潤、14歳

2/9
99人が本棚に入れています
本棚に追加
/228ページ
しかしその時、 ――。 店の表が急に騒がしくなった。 何ごとかとドアの方を振り返れば、 ――カラン ドアベルが鳴って、 「潤、ここにいたのか」 ひとりの男が、姿を現す。 外の喧噪などまったく意に介さないと、まるで偶然居合わせたかのように店に入ってくる。 もちろん、そんなわけがあるはずもなく、 「夏樹ちゃん!」 潤は声をあげて、夏樹に駆け寄っていく。 「どうしてここに?」 「迎えに来たんだ」 夏樹はその場の空気さえ変えてしまうような極上イケメンだ。 夏樹が身に纏う圧巻の雰囲気に気圧されて、男たちは一瞬何も言えなくなる。 そんな中で夏樹は、 「俺を呼んだろう潤」 余裕たっぷりに微笑みながら言う。 潤はホッとしながらも、びっくりして、 「え? 呼んでないよ」 「嘘だろ。

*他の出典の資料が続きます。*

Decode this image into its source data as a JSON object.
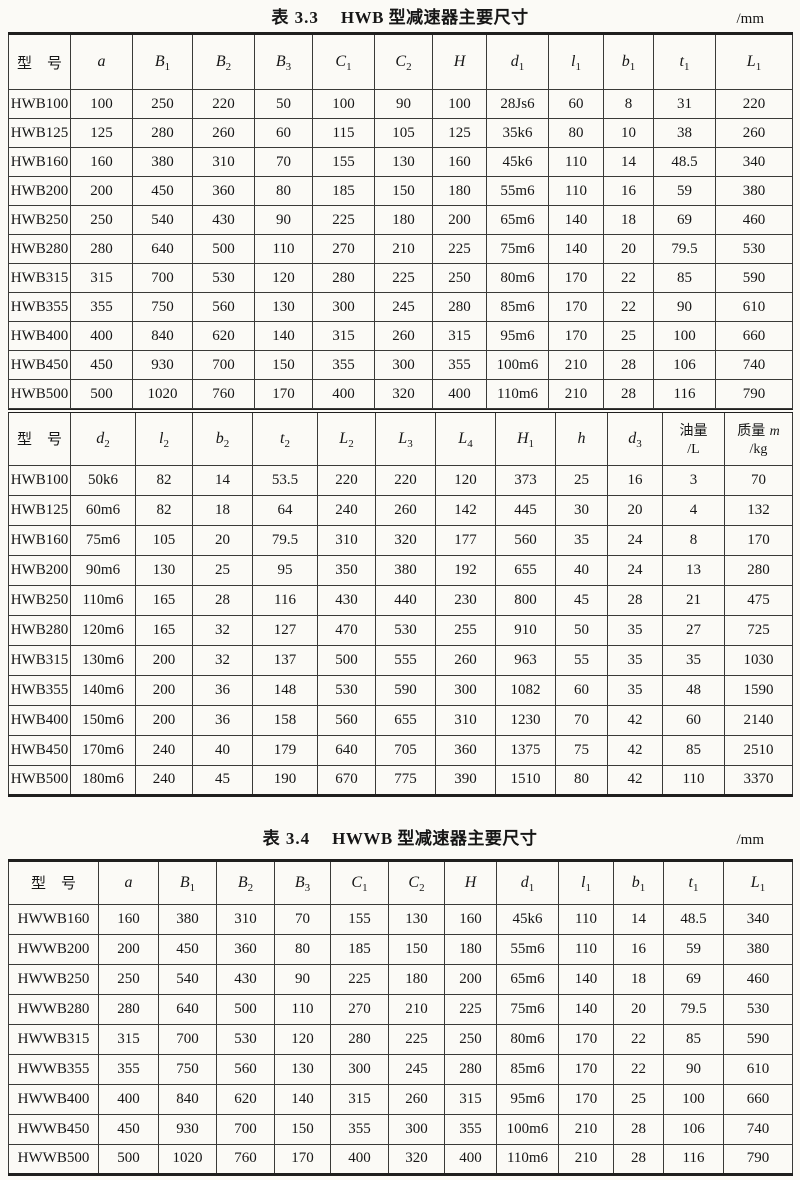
{
  "colors": {
    "paper": "#fbfaf6",
    "ink": "#161616",
    "rule": "#1f1f1e"
  },
  "table1": {
    "caption_label": "表 3.3",
    "caption_title": "HWB 型减速器主要尺寸",
    "unit": "/mm",
    "section1": {
      "headers": [
        [
          {
            "t": "型　号",
            "cjk": true
          }
        ],
        [
          {
            "t": "a",
            "i": true
          }
        ],
        [
          {
            "t": "B",
            "i": true
          },
          {
            "t": "1",
            "sub": true
          }
        ],
        [
          {
            "t": "B",
            "i": true
          },
          {
            "t": "2",
            "sub": true
          }
        ],
        [
          {
            "t": "B",
            "i": true
          },
          {
            "t": "3",
            "sub": true
          }
        ],
        [
          {
            "t": "C",
            "i": true
          },
          {
            "t": "1",
            "sub": true
          }
        ],
        [
          {
            "t": "C",
            "i": true
          },
          {
            "t": "2",
            "sub": true
          }
        ],
        [
          {
            "t": "H",
            "i": true
          }
        ],
        [
          {
            "t": "d",
            "i": true
          },
          {
            "t": "1",
            "sub": true
          }
        ],
        [
          {
            "t": "l",
            "i": true
          },
          {
            "t": "1",
            "sub": true
          }
        ],
        [
          {
            "t": "b",
            "i": true
          },
          {
            "t": "1",
            "sub": true
          }
        ],
        [
          {
            "t": "t",
            "i": true
          },
          {
            "t": "1",
            "sub": true
          }
        ],
        [
          {
            "t": "L",
            "i": true
          },
          {
            "t": "1",
            "sub": true
          }
        ]
      ],
      "rows": [
        [
          "HWB100",
          "100",
          "250",
          "220",
          "50",
          "100",
          "90",
          "100",
          "28Js6",
          "60",
          "8",
          "31",
          "220"
        ],
        [
          "HWB125",
          "125",
          "280",
          "260",
          "60",
          "115",
          "105",
          "125",
          "35k6",
          "80",
          "10",
          "38",
          "260"
        ],
        [
          "HWB160",
          "160",
          "380",
          "310",
          "70",
          "155",
          "130",
          "160",
          "45k6",
          "110",
          "14",
          "48.5",
          "340"
        ],
        [
          "HWB200",
          "200",
          "450",
          "360",
          "80",
          "185",
          "150",
          "180",
          "55m6",
          "110",
          "16",
          "59",
          "380"
        ],
        [
          "HWB250",
          "250",
          "540",
          "430",
          "90",
          "225",
          "180",
          "200",
          "65m6",
          "140",
          "18",
          "69",
          "460"
        ],
        [
          "HWB280",
          "280",
          "640",
          "500",
          "110",
          "270",
          "210",
          "225",
          "75m6",
          "140",
          "20",
          "79.5",
          "530"
        ],
        [
          "HWB315",
          "315",
          "700",
          "530",
          "120",
          "280",
          "225",
          "250",
          "80m6",
          "170",
          "22",
          "85",
          "590"
        ],
        [
          "HWB355",
          "355",
          "750",
          "560",
          "130",
          "300",
          "245",
          "280",
          "85m6",
          "170",
          "22",
          "90",
          "610"
        ],
        [
          "HWB400",
          "400",
          "840",
          "620",
          "140",
          "315",
          "260",
          "315",
          "95m6",
          "170",
          "25",
          "100",
          "660"
        ],
        [
          "HWB450",
          "450",
          "930",
          "700",
          "150",
          "355",
          "300",
          "355",
          "100m6",
          "210",
          "28",
          "106",
          "740"
        ],
        [
          "HWB500",
          "500",
          "1020",
          "760",
          "170",
          "400",
          "320",
          "400",
          "110m6",
          "210",
          "28",
          "116",
          "790"
        ]
      ]
    },
    "section2": {
      "headers": [
        [
          {
            "t": "型　号",
            "cjk": true
          }
        ],
        [
          {
            "t": "d",
            "i": true
          },
          {
            "t": "2",
            "sub": true
          }
        ],
        [
          {
            "t": "l",
            "i": true
          },
          {
            "t": "2",
            "sub": true
          }
        ],
        [
          {
            "t": "b",
            "i": true
          },
          {
            "t": "2",
            "sub": true
          }
        ],
        [
          {
            "t": "t",
            "i": true
          },
          {
            "t": "2",
            "sub": true
          }
        ],
        [
          {
            "t": "L",
            "i": true
          },
          {
            "t": "2",
            "sub": true
          }
        ],
        [
          {
            "t": "L",
            "i": true
          },
          {
            "t": "3",
            "sub": true
          }
        ],
        [
          {
            "t": "L",
            "i": true
          },
          {
            "t": "4",
            "sub": true
          }
        ],
        [
          {
            "t": "H",
            "i": true
          },
          {
            "t": "1",
            "sub": true
          }
        ],
        [
          {
            "t": "h",
            "i": true
          }
        ],
        [
          {
            "t": "d",
            "i": true
          },
          {
            "t": "3",
            "sub": true
          }
        ],
        [
          {
            "t": "油量",
            "cjk": true,
            "small": true
          },
          {
            "t": "/L",
            "br": true,
            "small": true
          }
        ],
        [
          {
            "t": "质量 ",
            "cjk": true,
            "small": true
          },
          {
            "t": "m",
            "i": true,
            "small": true
          },
          {
            "t": "/kg",
            "br": true,
            "small": true
          }
        ]
      ],
      "rows": [
        [
          "HWB100",
          "50k6",
          "82",
          "14",
          "53.5",
          "220",
          "220",
          "120",
          "373",
          "25",
          "16",
          "3",
          "70"
        ],
        [
          "HWB125",
          "60m6",
          "82",
          "18",
          "64",
          "240",
          "260",
          "142",
          "445",
          "30",
          "20",
          "4",
          "132"
        ],
        [
          "HWB160",
          "75m6",
          "105",
          "20",
          "79.5",
          "310",
          "320",
          "177",
          "560",
          "35",
          "24",
          "8",
          "170"
        ],
        [
          "HWB200",
          "90m6",
          "130",
          "25",
          "95",
          "350",
          "380",
          "192",
          "655",
          "40",
          "24",
          "13",
          "280"
        ],
        [
          "HWB250",
          "110m6",
          "165",
          "28",
          "116",
          "430",
          "440",
          "230",
          "800",
          "45",
          "28",
          "21",
          "475"
        ],
        [
          "HWB280",
          "120m6",
          "165",
          "32",
          "127",
          "470",
          "530",
          "255",
          "910",
          "50",
          "35",
          "27",
          "725"
        ],
        [
          "HWB315",
          "130m6",
          "200",
          "32",
          "137",
          "500",
          "555",
          "260",
          "963",
          "55",
          "35",
          "35",
          "1030"
        ],
        [
          "HWB355",
          "140m6",
          "200",
          "36",
          "148",
          "530",
          "590",
          "300",
          "1082",
          "60",
          "35",
          "48",
          "1590"
        ],
        [
          "HWB400",
          "150m6",
          "200",
          "36",
          "158",
          "560",
          "655",
          "310",
          "1230",
          "70",
          "42",
          "60",
          "2140"
        ],
        [
          "HWB450",
          "170m6",
          "240",
          "40",
          "179",
          "640",
          "705",
          "360",
          "1375",
          "75",
          "42",
          "85",
          "2510"
        ],
        [
          "HWB500",
          "180m6",
          "240",
          "45",
          "190",
          "670",
          "775",
          "390",
          "1510",
          "80",
          "42",
          "110",
          "3370"
        ]
      ]
    }
  },
  "table2": {
    "caption_label": "表 3.4",
    "caption_title": "HWWB 型减速器主要尺寸",
    "unit": "/mm",
    "headers": [
      [
        {
          "t": "型　号",
          "cjk": true
        }
      ],
      [
        {
          "t": "a",
          "i": true
        }
      ],
      [
        {
          "t": "B",
          "i": true
        },
        {
          "t": "1",
          "sub": true
        }
      ],
      [
        {
          "t": "B",
          "i": true
        },
        {
          "t": "2",
          "sub": true
        }
      ],
      [
        {
          "t": "B",
          "i": true
        },
        {
          "t": "3",
          "sub": true
        }
      ],
      [
        {
          "t": "C",
          "i": true
        },
        {
          "t": "1",
          "sub": true
        }
      ],
      [
        {
          "t": "C",
          "i": true
        },
        {
          "t": "2",
          "sub": true
        }
      ],
      [
        {
          "t": "H",
          "i": true
        }
      ],
      [
        {
          "t": "d",
          "i": true
        },
        {
          "t": "1",
          "sub": true
        }
      ],
      [
        {
          "t": "l",
          "i": true
        },
        {
          "t": "1",
          "sub": true
        }
      ],
      [
        {
          "t": "b",
          "i": true
        },
        {
          "t": "1",
          "sub": true
        }
      ],
      [
        {
          "t": "t",
          "i": true
        },
        {
          "t": "1",
          "sub": true
        }
      ],
      [
        {
          "t": "L",
          "i": true
        },
        {
          "t": "1",
          "sub": true
        }
      ]
    ],
    "rows": [
      [
        "HWWB160",
        "160",
        "380",
        "310",
        "70",
        "155",
        "130",
        "160",
        "45k6",
        "110",
        "14",
        "48.5",
        "340"
      ],
      [
        "HWWB200",
        "200",
        "450",
        "360",
        "80",
        "185",
        "150",
        "180",
        "55m6",
        "110",
        "16",
        "59",
        "380"
      ],
      [
        "HWWB250",
        "250",
        "540",
        "430",
        "90",
        "225",
        "180",
        "200",
        "65m6",
        "140",
        "18",
        "69",
        "460"
      ],
      [
        "HWWB280",
        "280",
        "640",
        "500",
        "110",
        "270",
        "210",
        "225",
        "75m6",
        "140",
        "20",
        "79.5",
        "530"
      ],
      [
        "HWWB315",
        "315",
        "700",
        "530",
        "120",
        "280",
        "225",
        "250",
        "80m6",
        "170",
        "22",
        "85",
        "590"
      ],
      [
        "HWWB355",
        "355",
        "750",
        "560",
        "130",
        "300",
        "245",
        "280",
        "85m6",
        "170",
        "22",
        "90",
        "610"
      ],
      [
        "HWWB400",
        "400",
        "840",
        "620",
        "140",
        "315",
        "260",
        "315",
        "95m6",
        "170",
        "25",
        "100",
        "660"
      ],
      [
        "HWWB450",
        "450",
        "930",
        "700",
        "150",
        "355",
        "300",
        "355",
        "100m6",
        "210",
        "28",
        "106",
        "740"
      ],
      [
        "HWWB500",
        "500",
        "1020",
        "760",
        "170",
        "400",
        "320",
        "400",
        "110m6",
        "210",
        "28",
        "116",
        "790"
      ]
    ]
  }
}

ちゃんと聞こえたぜ」 「?」 「助けてって潤の声が聞こえた」 夏樹はまるで王子様だ。 潤のピンチに颯爽と駆けつける王子様。 それは昔からずっとそうで、夏樹は潤だけの王子様だった。 それから、 「もう大丈夫だから」 夏樹はそう言って顎をあげると、男たちと向き合う。 「さて、俺の潤の泣かせたのはどいつかな」 不敵に笑って、そいつらを見下すように顎をあげた。
/228ページ

最初のコメントを投稿しよう!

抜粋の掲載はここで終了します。